Judah ben Bathyra or simply Judah Bathyra (also Beseira, יהודה בן בתירא) was an eminent tanna. The Mishnah quotes 17 laws by R. Judah, and the Baraita about 40; he was also a prolific aggadist. He was a member of the Bnei Bathyra family.
==Biography==
He must have lived before the destruction of the Temple, since he prevented a pagan in Jerusalem from partaking of the Paschal offering. Thereupon he received the message: "Hail to thee, Rabbi Judah ben Bathyra! You live in Nisibis, but your net is spread in Jerusalem". Since R. Judah was not present himself at the Passover in Jerusalem, it may be concluded that he was far advanced in years, although as a citizen of a foreign land he was not bound by the law which demanded the celebration of the Passover at Jerusalem. At Nisibis in Mesopotamia he had a famous college, which is expressly recommended together with other famous schools.

===Personal interactions===
- R. Eleazer ben Shammua and R. Johanan the sandal-maker started on a journey to Nisibis in order to study under Judah ben Bathyra, but turned back when they reflected that they were giving preference to an alien country over Israel.
- R. Judah b. Bathyra himself undertook a journey to Rome with some colleagues. No sooner had they landed at Puteoli than they returned home weeping.
- R. Judah once arrived at Nisibis just before the beginning of the fast of the Ninth of Ab, and although he had already eaten, he was obliged to partake of a sumptuous banquet at the house of the chief of the synagogue. But, most probably, the story is about another R. Judah ben Bathyra, since R. Hiyya (maybe R. Hiyya the Great) is cited among him in the story.

==Ambiguity of identity==
Since controversies between him and Rabbi Akiva are frequently mentioned, these being chronologically impossible, the existence of a second R. Judah b. Bathyra must be assumed, who was probably a grandson of the former, and therefore Akiva's contemporary. It is possible that there existed even a third R. Judah b. Bathyra, who was a contemporary of R. Josiah or of R. Judah I; he also seems to have lived at Nisibis.

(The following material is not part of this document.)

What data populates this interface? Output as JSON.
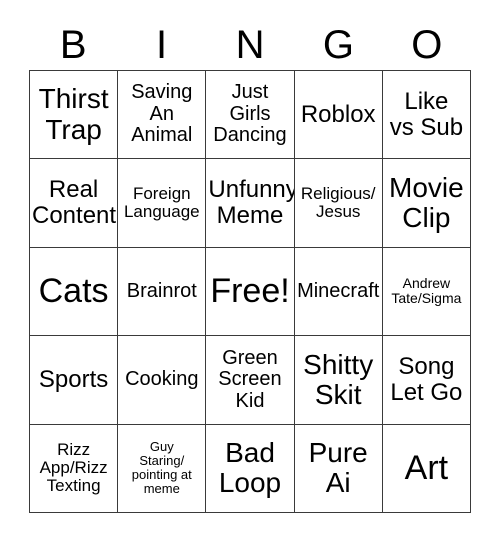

It is evident from the cases quoted in the Tosefta that R. Judah b. Bathyra (probably the earliest one by that name) did not quite keep pace with the halakhah as it was formulated in Israel, and represented rather the earlier standpoint. This R. Judah is probably also the one who now and again is mentioned simply as "Ben Bathyra". In Mishnah, Pesachim 3:3, the editions have "R. Judah ben Bathyra," while the Yerushalmi has only "ben Bathyra." There is one passage, however, where R. Judah b. Bathyra and b. Bathyra are reported as entertaining different opinions; hence Maimonides takes "ben Bathyra" to be identical with R. Joshua ben Bathyra.